藤沢から鎌倉行きの江ノ電に乗り、春の海を眺めていると、心の底からすばらしいという思いに充たされる。
電車が稲村ヶ崎を過ぎると、残念ながら海とはお別れだ。極楽寺駅をへて、今回の旅の最終目的地である長谷駅に向かう。
長谷駅で下車するのは、はじめてではない。40年前にも鎌倉観光の定番である「鎌倉大仏」を見るために訪れているからだ。記憶は定かではないが、そのときはたしか鎌倉駅から江ノ電で向かったのだと思う。
(ギャラリー棟の前庭 筆者撮影)
今回の目的は、大仏ではない。「一凛堂ギャラリー」を訪ねることにある。
『戦地で生きる支えとなった115通の恋文』や『人生でほんとうに大切なこと がん専門の精神科医・清水研と患者たちの対話』などノンフィクション作品の著者である、作家の稲垣麻由美さんのオフィス兼ギャラリー。訪れるのはもちろん今回がはじめてのことになる。
ギャラリーで開催されていた「Japan Craft Book 第一弾『神迎え』鎌倉展示会」(3/16~3/18)を最終日に参観。稲垣さんとリアルでお会いするのは、なんと12年ぶり(!)となる。
展示されているのは、日本海は隠岐島の「焼火(たくひ)神社」で行われる「神楽」をモチーフに制作された「アートブック」と、その原画の数々。稲垣さんの発案とプロデュースによって、思いが「かたち」となったものだ。
(水野竜生画伯による原画 筆者撮影)
原画を描かれた水野竜生画伯ほか、アートディレクターなど関係者のみなさまも同席するなか、「限定制作版」も見せていただき、和紙の手触りも確認させていただいた。
火山島である隠岐島の、まさにその地域でつくられた手漉き和紙に、ダイナミックな神楽からインスパイアされた墨絵と文が印刷されたアートブック。

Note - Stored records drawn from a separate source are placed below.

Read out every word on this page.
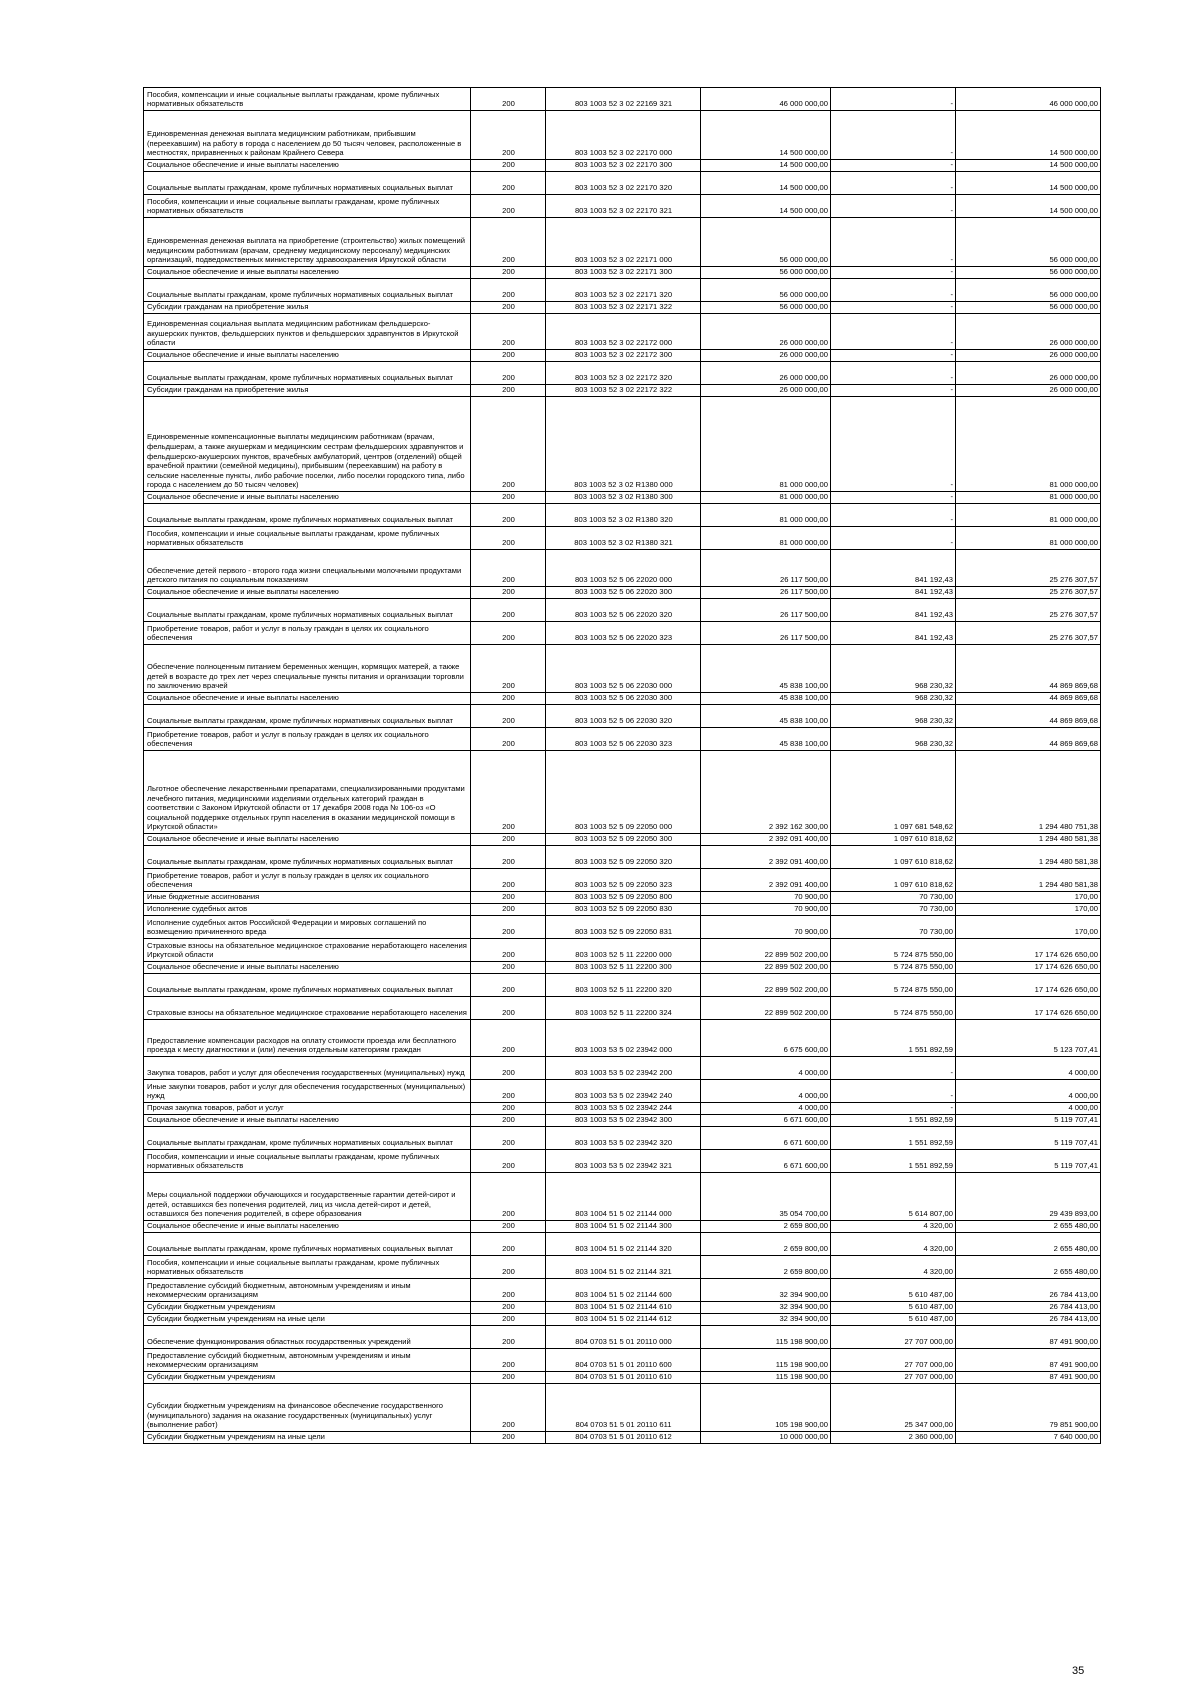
Пособия, компенсации и иные социальные выплаты гражданам, кроме публичных нормативных обязательств	200	803 1003 52 3 02 22169 321	46 000 000,00	-	46 000 000,00
Единовременная денежная выплата медицинским работникам, прибывшим (переехавшим) на работу в города с населением до 50 тысяч человек, расположенные в местностях, приравненных к районам Крайнего Севера	200	803 1003 52 3 02 22170 000	14 500 000,00	-	14 500 000,00
Социальное обеспечение и иные выплаты населению	200	803 1003 52 3 02 22170 300	14 500 000,00	-	14 500 000,00
Социальные выплаты гражданам, кроме публичных нормативных социальных выплат	200	803 1003 52 3 02 22170 320	14 500 000,00	-	14 500 000,00
Пособия, компенсации и иные социальные выплаты гражданам, кроме публичных нормативных обязательств	200	803 1003 52 3 02 22170 321	14 500 000,00	-	14 500 000,00
Единовременная денежная выплата на приобретение (строительство) жилых помещений медицинским работникам (врачам, среднему медицинскому персоналу) медицинских организаций, подведомственных министерству здравоохранения Иркутской области	200	803 1003 52 3 02 22171 000	56 000 000,00	-	56 000 000,00
Социальное обеспечение и иные выплаты населению	200	803 1003 52 3 02 22171 300	56 000 000,00	-	56 000 000,00
Социальные выплаты гражданам, кроме публичных нормативных социальных выплат	200	803 1003 52 3 02 22171 320	56 000 000,00	-	56 000 000,00
Субсидии гражданам на приобретение жилья	200	803 1003 52 3 02 22171 322	56 000 000,00	-	56 000 000,00
Единовременная социальная выплата медицинским работникам фельдшерско-акушерских пунктов, фельдшерских пунктов и фельдшерских здравпунктов в Иркутской области	200	803 1003 52 3 02 22172 000	26 000 000,00	-	26 000 000,00
Социальное обеспечение и иные выплаты населению	200	803 1003 52 3 02 22172 300	26 000 000,00	-	26 000 000,00
Социальные выплаты гражданам, кроме публичных нормативных социальных выплат	200	803 1003 52 3 02 22172 320	26 000 000,00	-	26 000 000,00
Субсидии гражданам на приобретение жилья	200	803 1003 52 3 02 22172 322	26 000 000,00	-	26 000 000,00
Единовременные компенсационные выплаты медицинским работникам (врачам, фельдшерам, а также акушеркам и медицинским сестрам фельдшерских здравпунктов и фельдшерско-акушерских пунктов, врачебных амбулаторий, центров (отделений) общей врачебной практики (семейной медицины), прибывшим (переехавшим) на работу в сельские населенные пункты, либо рабочие поселки, либо поселки городского типа, либо города с населением до 50 тысяч человек)	200	803 1003 52 3 02 R1380 000	81 000 000,00	-	81 000 000,00
Социальное обеспечение и иные выплаты населению	200	803 1003 52 3 02 R1380 300	81 000 000,00	-	81 000 000,00
Социальные выплаты гражданам, кроме публичных нормативных социальных выплат	200	803 1003 52 3 02 R1380 320	81 000 000,00	-	81 000 000,00
Пособия, компенсации и иные социальные выплаты гражданам, кроме публичных нормативных обязательств	200	803 1003 52 3 02 R1380 321	81 000 000,00	-	81 000 000,00
Обеспечение детей первого - второго года жизни специальными молочными продуктами детского питания по социальным показаниям	200	803 1003 52 5 06 22020 000	26 117 500,00	841 192,43	25 276 307,57
Социальное обеспечение и иные выплаты населению	200	803 1003 52 5 06 22020 300	26 117 500,00	841 192,43	25 276 307,57
Социальные выплаты гражданам, кроме публичных нормативных социальных выплат	200	803 1003 52 5 06 22020 320	26 117 500,00	841 192,43	25 276 307,57
Приобретение товаров, работ и услуг в пользу граждан в целях их социального обеспечения	200	803 1003 52 5 06 22020 323	26 117 500,00	841 192,43	25 276 307,57
Обеспечение полноценным питанием беременных женщин, кормящих матерей, а также детей в возрасте до трех лет через специальные пункты питания и организации торговли по заключению врачей	200	803 1003 52 5 06 22030 000	45 838 100,00	968 230,32	44 869 869,68
Социальное обеспечение и иные выплаты населению	200	803 1003 52 5 06 22030 300	45 838 100,00	968 230,32	44 869 869,68
Социальные выплаты гражданам, кроме публичных нормативных социальных выплат	200	803 1003 52 5 06 22030 320	45 838 100,00	968 230,32	44 869 869,68
Приобретение товаров, работ и услуг в пользу граждан в целях их социального обеспечения	200	803 1003 52 5 06 22030 323	45 838 100,00	968 230,32	44 869 869,68
Льготное обеспечение лекарственными препаратами, специализированными продуктами лечебного питания, медицинскими изделиями отдельных категорий граждан в соответствии с Законом Иркутской области от 17 декабря 2008 года № 106-оз «О социальной поддержке отдельных групп населения в оказании медицинской помощи в Иркутской области»	200	803 1003 52 5 09 22050 000	2 392 162 300,00	1 097 681 548,62	1 294 480 751,38
Социальное обеспечение и иные выплаты населению	200	803 1003 52 5 09 22050 300	2 392 091 400,00	1 097 610 818,62	1 294 480 581,38
Социальные выплаты гражданам, кроме публичных нормативных социальных выплат	200	803 1003 52 5 09 22050 320	2 392 091 400,00	1 097 610 818,62	1 294 480 581,38
Приобретение товаров, работ и услуг в пользу граждан в целях их социального обеспечения	200	803 1003 52 5 09 22050 323	2 392 091 400,00	1 097 610 818,62	1 294 480 581,38
Иные бюджетные ассигнования	200	803 1003 52 5 09 22050 800	70 900,00	70 730,00	170,00
Исполнение судебных актов	200	803 1003 52 5 09 22050 830	70 900,00	70 730,00	170,00
Исполнение судебных актов Российской Федерации и мировых соглашений по возмещению причиненного вреда	200	803 1003 52 5 09 22050 831	70 900,00	70 730,00	170,00
Страховые взносы на обязательное медицинское страхование неработающего населения Иркутской области	200	803 1003 52 5 11 22200 000	22 899 502 200,00	5 724 875 550,00	17 174 626 650,00
Социальное обеспечение и иные выплаты населению	200	803 1003 52 5 11 22200 300	22 899 502 200,00	5 724 875 550,00	17 174 626 650,00
Социальные выплаты гражданам, кроме публичных нормативных социальных выплат	200	803 1003 52 5 11 22200 320	22 899 502 200,00	5 724 875 550,00	17 174 626 650,00
Страховые взносы на обязательное медицинское страхование неработающего населения	200	803 1003 52 5 11 22200 324	22 899 502 200,00	5 724 875 550,00	17 174 626 650,00
Предоставление компенсации расходов на оплату стоимости проезда или бесплатного проезда к месту диагностики и (или) лечения отдельным категориям граждан	200	803 1003 53 5 02 23942 000	6 675 600,00	1 551 892,59	5 123 707,41
Закупка товаров, работ и услуг для обеспечения государственных (муниципальных) нужд	200	803 1003 53 5 02 23942 200	4 000,00	-	4 000,00
Иные закупки товаров, работ и услуг для обеспечения государственных (муниципальных) нужд	200	803 1003 53 5 02 23942 240	4 000,00	-	4 000,00
Прочая закупка товаров, работ и услуг	200	803 1003 53 5 02 23942 244	4 000,00	-	4 000,00
Социальное обеспечение и иные выплаты населению	200	803 1003 53 5 02 23942 300	6 671 600,00	1 551 892,59	5 119 707,41
Социальные выплаты гражданам, кроме публичных нормативных социальных выплат	200	803 1003 53 5 02 23942 320	6 671 600,00	1 551 892,59	5 119 707,41
Пособия, компенсации и иные социальные выплаты гражданам, кроме публичных нормативных обязательств	200	803 1003 53 5 02 23942 321	6 671 600,00	1 551 892,59	5 119 707,41
Меры социальной поддержки обучающихся и государственные гарантии детей-сирот и детей, оставшихся без попечения родителей, лиц из числа детей-сирот и детей, оставшихся без попечения родителей, в сфере образования	200	803 1004 51 5 02 21144 000	35 054 700,00	5 614 807,00	29 439 893,00
Социальное обеспечение и иные выплаты населению	200	803 1004 51 5 02 21144 300	2 659 800,00	4 320,00	2 655 480,00
Социальные выплаты гражданам, кроме публичных нормативных социальных выплат	200	803 1004 51 5 02 21144 320	2 659 800,00	4 320,00	2 655 480,00
Пособия, компенсации и иные социальные выплаты гражданам, кроме публичных нормативных обязательств	200	803 1004 51 5 02 21144 321	2 659 800,00	4 320,00	2 655 480,00
Предоставление субсидий бюджетным, автономным учреждениям и иным некоммерческим организациям	200	803 1004 51 5 02 21144 600	32 394 900,00	5 610 487,00	26 784 413,00
Субсидии бюджетным учреждениям	200	803 1004 51 5 02 21144 610	32 394 900,00	5 610 487,00	26 784 413,00
Субсидии бюджетным учреждениям на иные цели	200	803 1004 51 5 02 21144 612	32 394 900,00	5 610 487,00	26 784 413,00
Обеспечение функционирования областных государственных учреждений	200	804 0703 51 5 01 20110 000	115 198 900,00	27 707 000,00	87 491 900,00
Предоставление субсидий бюджетным, автономным учреждениям и иным некоммерческим организациям	200	804 0703 51 5 01 20110 600	115 198 900,00	27 707 000,00	87 491 900,00
Субсидии бюджетным учреждениям	200	804 0703 51 5 01 20110 610	115 198 900,00	27 707 000,00	87 491 900,00
Субсидии бюджетным учреждениям на финансовое обеспечение государственного (муниципального) задания на оказание государственных (муниципальных) услуг (выполнение работ)	200	804 0703 51 5 01 20110 611	105 198 900,00	25 347 000,00	79 851 900,00
Субсидии бюджетным учреждениям на иные цели	200	804 0703 51 5 01 20110 612	10 000 000,00	2 360 000,00	7 640 000,00
35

細部までこだわりぬいた作品と原画、そして現地で録音された神楽のリズムに身を浸し、日本の美意識と神さまについて思いをめぐらす。
(アートブックの普及版 筆者撮影)
入れ替わり立ち替わり、人が出入りする展示中のギャラリーではあるが、展示終了後もひきつづき関係者のみなさんとホームパーティーのような雰囲気で談論風発。
隠岐の話や神楽の話だけでなく、ギリシアの島々から日本海、EM農法の実践家のトークにいたるまで、じつに多岐にわたる。
(このワインをいただくために「断酒」を終了 筆者撮影)
山葡萄だけを原料とし、ミズナラの樽で熟成させた岩手県の「葛巻ワイン」をいただきながら(・・このため、3年3ヶ月に及んだ「断酒」を終了させた!)、じつに大いに楽しい時間を過ごしたのであった。
知的女性が主宰した18世紀フランスの「サロン文化」とは、こんな感じだったのかな、と。
アートであれ文筆であれ、はてまた農業であれ、なんらかのかたちで「ものつくり」にかかわる人たちの話は、実践の裏付けがあるだけに深くて面白い。
お開きになったのは20時を過ぎており、その夜の鎌倉は風が冷たく、凍えるような冬の寒さであった。
江ノ電で鎌倉駅にでてから、総武線快速に直通の「成田国際空港行き」に乗車し、「40年ぶりの鎌倉の旅」が終わった。